In Opalinski v. Robert Half International, Inc. (2014 WL 3733685), the Third Circuit addressed preliminary jurisdiction in determining the availability of class arbitration under the Federal Arbitration Act (9 U.S.C. §1). The plaintiffs alleged that RHI violated wage and classification laws of the Fair Labor Standards Act. The employee’s agreements with RHI included arbitration clauses but did not mention class arbitration. RHI compelled individual arbitration and the court granted the decision of class arbitration to the arbitrator. The arbitrator held class arbitration available and granted a partial award. RHI appealed to the third circuit after the court denied their motion to vacate the award. Here, however, the court addressed the district court granting jurisdiction to the arbitrator on class arbitration. The focus of the appeal was whether the court or arbitrator has jurisdiction to decide the availability of class arbitration. The court first had to determine whether the particular issue is a “question of arbitrability.” If it is, a presumption exists that the court has jurisdiction, and if not the arbitrator does.

A “question of arbitrability” asks whether the parties are bound by the particular arbitration clause, or whether the clause applies to the particular controversy.
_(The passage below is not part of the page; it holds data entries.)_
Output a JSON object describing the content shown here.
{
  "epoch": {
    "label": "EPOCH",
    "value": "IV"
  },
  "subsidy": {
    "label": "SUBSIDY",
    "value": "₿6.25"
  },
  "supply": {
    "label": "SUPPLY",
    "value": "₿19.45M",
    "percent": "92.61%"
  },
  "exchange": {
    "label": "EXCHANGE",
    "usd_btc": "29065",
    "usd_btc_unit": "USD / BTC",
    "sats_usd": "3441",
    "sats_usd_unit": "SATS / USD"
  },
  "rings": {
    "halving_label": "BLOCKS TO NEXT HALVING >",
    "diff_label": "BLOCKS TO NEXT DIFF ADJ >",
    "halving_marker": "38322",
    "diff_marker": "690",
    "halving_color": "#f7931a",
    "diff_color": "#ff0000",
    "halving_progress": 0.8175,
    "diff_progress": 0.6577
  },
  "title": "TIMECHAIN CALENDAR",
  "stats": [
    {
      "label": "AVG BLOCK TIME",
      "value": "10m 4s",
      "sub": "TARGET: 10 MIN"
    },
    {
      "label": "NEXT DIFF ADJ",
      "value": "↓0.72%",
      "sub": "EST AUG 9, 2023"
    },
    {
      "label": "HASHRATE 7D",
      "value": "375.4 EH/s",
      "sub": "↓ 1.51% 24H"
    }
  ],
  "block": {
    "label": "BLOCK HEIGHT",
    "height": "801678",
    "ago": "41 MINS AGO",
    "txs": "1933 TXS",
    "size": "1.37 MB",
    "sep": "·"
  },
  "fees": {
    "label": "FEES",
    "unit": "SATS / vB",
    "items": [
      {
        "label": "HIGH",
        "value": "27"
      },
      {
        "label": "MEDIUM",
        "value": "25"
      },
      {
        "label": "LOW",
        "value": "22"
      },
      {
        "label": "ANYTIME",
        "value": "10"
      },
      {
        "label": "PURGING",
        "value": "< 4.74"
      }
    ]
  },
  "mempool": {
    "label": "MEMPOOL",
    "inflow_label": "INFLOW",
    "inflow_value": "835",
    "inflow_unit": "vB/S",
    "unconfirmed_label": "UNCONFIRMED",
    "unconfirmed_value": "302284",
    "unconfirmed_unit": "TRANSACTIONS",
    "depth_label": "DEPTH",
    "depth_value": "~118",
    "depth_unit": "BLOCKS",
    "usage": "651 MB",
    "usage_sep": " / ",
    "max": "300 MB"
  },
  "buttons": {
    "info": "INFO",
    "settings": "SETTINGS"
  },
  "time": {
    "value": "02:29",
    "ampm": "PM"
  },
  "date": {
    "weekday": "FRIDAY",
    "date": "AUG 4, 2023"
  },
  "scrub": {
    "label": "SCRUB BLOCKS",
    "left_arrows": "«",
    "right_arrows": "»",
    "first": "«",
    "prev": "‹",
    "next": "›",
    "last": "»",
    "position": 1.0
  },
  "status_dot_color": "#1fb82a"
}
The Third Circuit joined the Sixth in holding class arbitration availability a “question of arbitrability.” The court reasoned because of the fundamental differences between bilateral and class arbitration, and the different consequences of proceeding with either, the question is a substantive gateway question that the court decides.

The arbitrability question can be overcome in express language in the agreement, but the parties failed to address it. The court reversed the arbitrators ruling and remanded to the court to determine whether the agreements called for class arbitration.